「食の進化」を通して人と社会の変化を追う連載の第2回。今回はオフィス空間と食施設を一体化した、ある街の工務店を題材にする。リモートワークなどが広がるwithコロナ時代、維持することが難しくなってきた社員食堂の新たな可能性が見えてきた。
大阪北部の緑と丘が広がる北摂エリアに小さな工務店がある。従業員12人、専属大工20人のKJ WORKSだ。そのオフィスは一風変わっている。カフェや食堂、ベーカリー、雑貨店、図書館などで構成されるエリア「くらしの杜」の一角にあるのだ。そこには、withコロナ時代に求められるオフィスの在り方、食と働く環境をつなぐ大きなヒントがある。
KJ WORKSは大阪府箕面市にある木の家づくりを行う地域工務店だ。KJ WORKSという社名は、家族みんなが喜ぶ暮らし(K)を実現(J)する木の家づくりを仕事(WORKS)とする意味合いが込められている。福井綱吉代表が、1979年ごろに立ち上げた。
福井氏は、大阪北部で開発が進む国際文化公園都市(愛称は彩都)の街づくりをきっかけに、熊本県阿蘇の「小国杉」に出合った。強度に優れ、艶と粘りのある材質にほれ、KJ WORKSの居心地のいい家づくりに欠かせない素材となった。無垢(むく)の木としっくいを使うことで、住む人や訪れる人が閉塞感なく、無意識に気持ちがくつろげ、いつまでも居たくなる。そんな空間づくりを手がけてきた。

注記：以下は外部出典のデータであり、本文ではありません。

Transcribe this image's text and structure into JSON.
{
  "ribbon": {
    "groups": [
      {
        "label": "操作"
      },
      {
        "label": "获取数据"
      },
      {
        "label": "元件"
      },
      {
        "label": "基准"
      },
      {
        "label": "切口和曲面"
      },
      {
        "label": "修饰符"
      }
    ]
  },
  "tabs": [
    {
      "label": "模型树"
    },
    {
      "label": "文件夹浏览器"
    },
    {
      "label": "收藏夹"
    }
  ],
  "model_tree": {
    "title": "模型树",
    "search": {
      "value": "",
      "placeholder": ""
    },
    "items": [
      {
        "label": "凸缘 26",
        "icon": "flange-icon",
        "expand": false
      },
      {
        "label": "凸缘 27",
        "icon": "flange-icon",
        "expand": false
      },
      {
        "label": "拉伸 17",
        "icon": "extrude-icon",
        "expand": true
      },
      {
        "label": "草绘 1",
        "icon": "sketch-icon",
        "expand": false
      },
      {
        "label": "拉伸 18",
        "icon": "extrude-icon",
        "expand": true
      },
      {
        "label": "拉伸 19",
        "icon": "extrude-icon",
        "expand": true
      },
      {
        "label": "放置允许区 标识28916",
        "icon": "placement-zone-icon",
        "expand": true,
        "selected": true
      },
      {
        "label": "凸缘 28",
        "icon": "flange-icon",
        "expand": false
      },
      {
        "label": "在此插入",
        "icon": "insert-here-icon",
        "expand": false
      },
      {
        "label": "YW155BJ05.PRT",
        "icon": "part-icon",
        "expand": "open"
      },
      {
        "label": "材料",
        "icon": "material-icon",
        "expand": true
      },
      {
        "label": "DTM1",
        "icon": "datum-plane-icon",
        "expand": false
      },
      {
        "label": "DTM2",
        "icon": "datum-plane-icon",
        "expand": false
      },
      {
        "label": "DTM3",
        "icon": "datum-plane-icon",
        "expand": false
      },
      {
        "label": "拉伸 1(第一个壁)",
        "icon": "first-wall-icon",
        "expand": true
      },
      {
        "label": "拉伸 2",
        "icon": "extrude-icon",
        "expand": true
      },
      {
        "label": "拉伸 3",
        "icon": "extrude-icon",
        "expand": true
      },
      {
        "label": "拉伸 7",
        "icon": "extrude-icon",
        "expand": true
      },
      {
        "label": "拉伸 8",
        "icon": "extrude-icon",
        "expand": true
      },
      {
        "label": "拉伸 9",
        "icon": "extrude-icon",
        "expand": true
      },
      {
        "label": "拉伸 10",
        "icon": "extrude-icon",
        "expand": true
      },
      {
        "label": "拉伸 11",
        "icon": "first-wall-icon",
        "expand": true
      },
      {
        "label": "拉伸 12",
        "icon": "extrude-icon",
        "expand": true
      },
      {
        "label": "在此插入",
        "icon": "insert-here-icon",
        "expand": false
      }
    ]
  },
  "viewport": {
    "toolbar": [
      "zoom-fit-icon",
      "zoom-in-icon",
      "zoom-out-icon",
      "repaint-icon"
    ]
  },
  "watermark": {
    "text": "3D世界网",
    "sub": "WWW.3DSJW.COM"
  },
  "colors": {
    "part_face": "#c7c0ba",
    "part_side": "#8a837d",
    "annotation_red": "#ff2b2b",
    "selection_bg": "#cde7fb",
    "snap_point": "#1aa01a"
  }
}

しかし、当初は思ったほど普及しなかった。事業はピンチの連続だったが、幸い多くの仲間に助けられ、存続してきた。そんな経験から、もっと社会に、人の暮らしに役立つ「場」を立ち上げたいと思うようになり、2005年、地域の人々が集う場として、くらしの杜をオープンしたのだ。